Police in Guinea-Bissau seized 2.6 tons of cocaine from a plane that arrived from Venezuela in the West African country’s capital, Bissau, over the weekend, judicial police said Monday.
The agents confiscated 78 bales of drugs that were smuggled in on a Gulfstream IV aircraft during a raid on Saturday afternoon at Bissau’s Osvaldo Vieira International Airport, the police said in a statement.
The crew of five, which included two Mexican nationals as well as citizens of Colombia, Ecuador and Brazil, were arrested, including the pilot.
Cocaine seizures are becoming increasingly common in West Africa. The region has become a key transit hub for drugs from Latin America and Southwest Asia destined for Europe, according to a U.N. report released earlier this year.

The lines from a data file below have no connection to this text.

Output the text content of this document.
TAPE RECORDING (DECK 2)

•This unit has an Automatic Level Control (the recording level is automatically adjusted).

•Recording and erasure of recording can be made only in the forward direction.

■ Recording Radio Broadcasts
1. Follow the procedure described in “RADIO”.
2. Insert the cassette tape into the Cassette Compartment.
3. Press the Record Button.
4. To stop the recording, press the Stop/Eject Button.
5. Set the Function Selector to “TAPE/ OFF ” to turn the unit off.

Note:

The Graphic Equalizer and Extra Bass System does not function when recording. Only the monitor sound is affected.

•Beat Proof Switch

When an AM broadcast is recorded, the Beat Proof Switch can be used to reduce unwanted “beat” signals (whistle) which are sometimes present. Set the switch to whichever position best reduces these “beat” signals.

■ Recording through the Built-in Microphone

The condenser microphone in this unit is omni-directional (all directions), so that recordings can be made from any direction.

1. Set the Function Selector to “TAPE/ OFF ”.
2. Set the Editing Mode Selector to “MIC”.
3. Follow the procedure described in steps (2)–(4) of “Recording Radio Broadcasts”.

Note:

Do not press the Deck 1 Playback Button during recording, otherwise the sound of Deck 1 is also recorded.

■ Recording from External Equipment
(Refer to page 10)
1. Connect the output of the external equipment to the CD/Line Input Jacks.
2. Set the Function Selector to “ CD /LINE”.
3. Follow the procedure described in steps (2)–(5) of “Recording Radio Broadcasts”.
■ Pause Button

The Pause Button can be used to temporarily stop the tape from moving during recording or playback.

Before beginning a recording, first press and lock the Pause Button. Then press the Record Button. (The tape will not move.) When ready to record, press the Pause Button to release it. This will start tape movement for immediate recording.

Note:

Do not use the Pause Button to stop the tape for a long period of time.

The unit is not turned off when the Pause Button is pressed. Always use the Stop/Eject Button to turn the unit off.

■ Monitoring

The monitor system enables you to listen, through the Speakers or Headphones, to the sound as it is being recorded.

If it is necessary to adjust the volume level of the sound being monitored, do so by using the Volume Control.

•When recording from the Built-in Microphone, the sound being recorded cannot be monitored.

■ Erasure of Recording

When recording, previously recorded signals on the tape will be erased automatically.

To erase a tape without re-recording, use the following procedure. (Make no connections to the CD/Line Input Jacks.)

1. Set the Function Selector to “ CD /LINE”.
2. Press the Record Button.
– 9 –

Guinea-Bissau in particular is known as a preferred route for international drug cartels. Earlier this year, the son of the country’s former president, Malam Bacai Sanha, was sentenced to more than six years in prison by a U.S. court for leading an international heroin trafficking ring.
The cocaine seizure on Saturday was carried out in close cooperation with the U.S. Drug Enforcement Administration and the Maritime Analysis and Operations Centre–Narcotics, a European organization, the judicial police said in its statement.
Neighboring Senegal also announced a record-breaking cocaine seizure of 1137 kilograms (2,506 pounds) — the most ever intercepted on land and valued at $146 million — near an artisanal mine in the east of the country earlier this year.